Six years ago, in October 2004, instead of my usual weekly description of life in Zimbabwe, I sent out a letter called: “Until we meet again.” It was not written by me, but by my mother, Pauline Henson, a white Zimbabwean who was saying goodbye to her family and friends and her life here which had spanned more than half a century. She is one of an estimated four million people, a third of our population, who had no choice but to leave home in order to survive. In those six years my Mum has not forgotten Zimbabwe for a single day. This week, in recognition of a quarter of our population of all skin colours, who have been forced to live as strangers in strange lands, my letter contains four extracts from Pauline’s column: Outside Looking in”:

“Friday November 5th 2010.

Six years ago on this very day I left Zimbabwe. I knew as I flew out of Harare that life would never be the same again for me. I was leaving behind a whole lifetime of memories, of friends and family – a daughter and a grandson – to come to a country where I had been born but which was as alien to me as Africa had once been.

Time heals all wounds, they say, but for me the passing years have only emphasised the sense of loss. “I am a Zimbabwean” I tell people here but hardly a day passes without Robert Mugabe or one of his cronies telling white people that their skin colour and their colonial past excludes them from making that claim. I was reminded of that as I watched a re-run of ‘Mugabe and the White African’ this week and heard Ben Freeth ask the question, ‘Can a white man ever be an African?’ For Robert Mugabe and Zanu PF the answer is a resounding ‘NO!’ but for me and thousands like me all over the diaspora, Zimbabwe continues to be the place we call home. I think of all the thousands of children I taught and of the teachers I trained – black Zimbabweans all of them – whose acceptance and friendship filled my days in Mutoko and Murehwa and I wonder how we have arrived at this racial intolerance in Independent Zimbabwe. This week, for example, a female Zanu PF member called for the death sentence for anyone who supports sanctions or is friendly to the west!

But it was a letter in the Financial Gazette that really attracted my attention this week. “Is this racist?” asked the letter writer and quoted a question from the Grade Seven examination which every child in Zimbabwe sits at the end of primary school. This is what the Grade Seven children were asked in a multiple choice question on the General Paper: “Before Independence blacks and whites failed to live together peacefully because: A. the whites had guns. B. the blacks liked to strike. C. the whites did not like the blacks and D. all the blacks wanted to live in towns.

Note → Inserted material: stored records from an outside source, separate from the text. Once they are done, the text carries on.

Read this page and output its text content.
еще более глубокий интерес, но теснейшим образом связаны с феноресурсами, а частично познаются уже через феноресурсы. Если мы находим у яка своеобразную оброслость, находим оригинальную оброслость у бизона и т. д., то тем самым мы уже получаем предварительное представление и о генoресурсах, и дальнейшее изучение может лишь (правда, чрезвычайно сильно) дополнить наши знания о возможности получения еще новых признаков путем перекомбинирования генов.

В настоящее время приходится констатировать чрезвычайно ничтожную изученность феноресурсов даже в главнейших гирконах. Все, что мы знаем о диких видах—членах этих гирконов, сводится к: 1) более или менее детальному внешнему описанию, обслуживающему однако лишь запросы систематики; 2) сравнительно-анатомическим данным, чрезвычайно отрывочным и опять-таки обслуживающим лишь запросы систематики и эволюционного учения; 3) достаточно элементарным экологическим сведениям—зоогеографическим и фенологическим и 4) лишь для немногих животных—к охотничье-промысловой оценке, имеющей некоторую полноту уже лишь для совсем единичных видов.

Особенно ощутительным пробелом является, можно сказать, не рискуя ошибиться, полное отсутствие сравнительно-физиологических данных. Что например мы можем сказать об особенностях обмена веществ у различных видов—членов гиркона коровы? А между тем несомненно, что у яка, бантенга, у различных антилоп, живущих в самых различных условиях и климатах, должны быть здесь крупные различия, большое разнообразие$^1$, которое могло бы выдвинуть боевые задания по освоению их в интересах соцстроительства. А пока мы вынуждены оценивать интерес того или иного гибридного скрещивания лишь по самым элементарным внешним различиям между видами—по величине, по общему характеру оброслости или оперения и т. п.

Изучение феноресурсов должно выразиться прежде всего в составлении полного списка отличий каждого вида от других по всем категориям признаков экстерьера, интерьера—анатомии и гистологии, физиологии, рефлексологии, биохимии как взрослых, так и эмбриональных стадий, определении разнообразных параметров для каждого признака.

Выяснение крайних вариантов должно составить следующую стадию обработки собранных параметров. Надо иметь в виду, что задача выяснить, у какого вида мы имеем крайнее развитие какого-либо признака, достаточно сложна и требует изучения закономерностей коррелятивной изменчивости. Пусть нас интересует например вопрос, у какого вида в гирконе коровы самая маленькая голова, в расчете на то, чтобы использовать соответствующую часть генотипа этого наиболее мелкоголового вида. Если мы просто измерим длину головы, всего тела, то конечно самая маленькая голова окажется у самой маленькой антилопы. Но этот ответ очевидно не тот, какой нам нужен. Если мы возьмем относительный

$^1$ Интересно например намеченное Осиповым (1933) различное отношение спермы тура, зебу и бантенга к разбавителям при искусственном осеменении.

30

Whether this is racism or not, I do not know but what I do know is that it is a very badly designed multiple choice question, aimed at 11-12 year olds to test not factual knowledge but political opinion with racist overtones.

As Zanu PF gears up for elections, teachers in rural areas are once again in the frontline. Zanu PF does not care for educated people, they think for themselves and so teachers are beaten up for daring to express alternative views. Three of those teachers are fighting for their lives in a Mission Hospital after a violent beating by Zanu PF thugs in Bikita. All over the country anyone with educational qualifications must be pondering their futures in this divided and intolerant country. No wonder the International Crisis Group declared this week that Zimbabwe is ‘on a knife edge’ in the run-up to the elections.”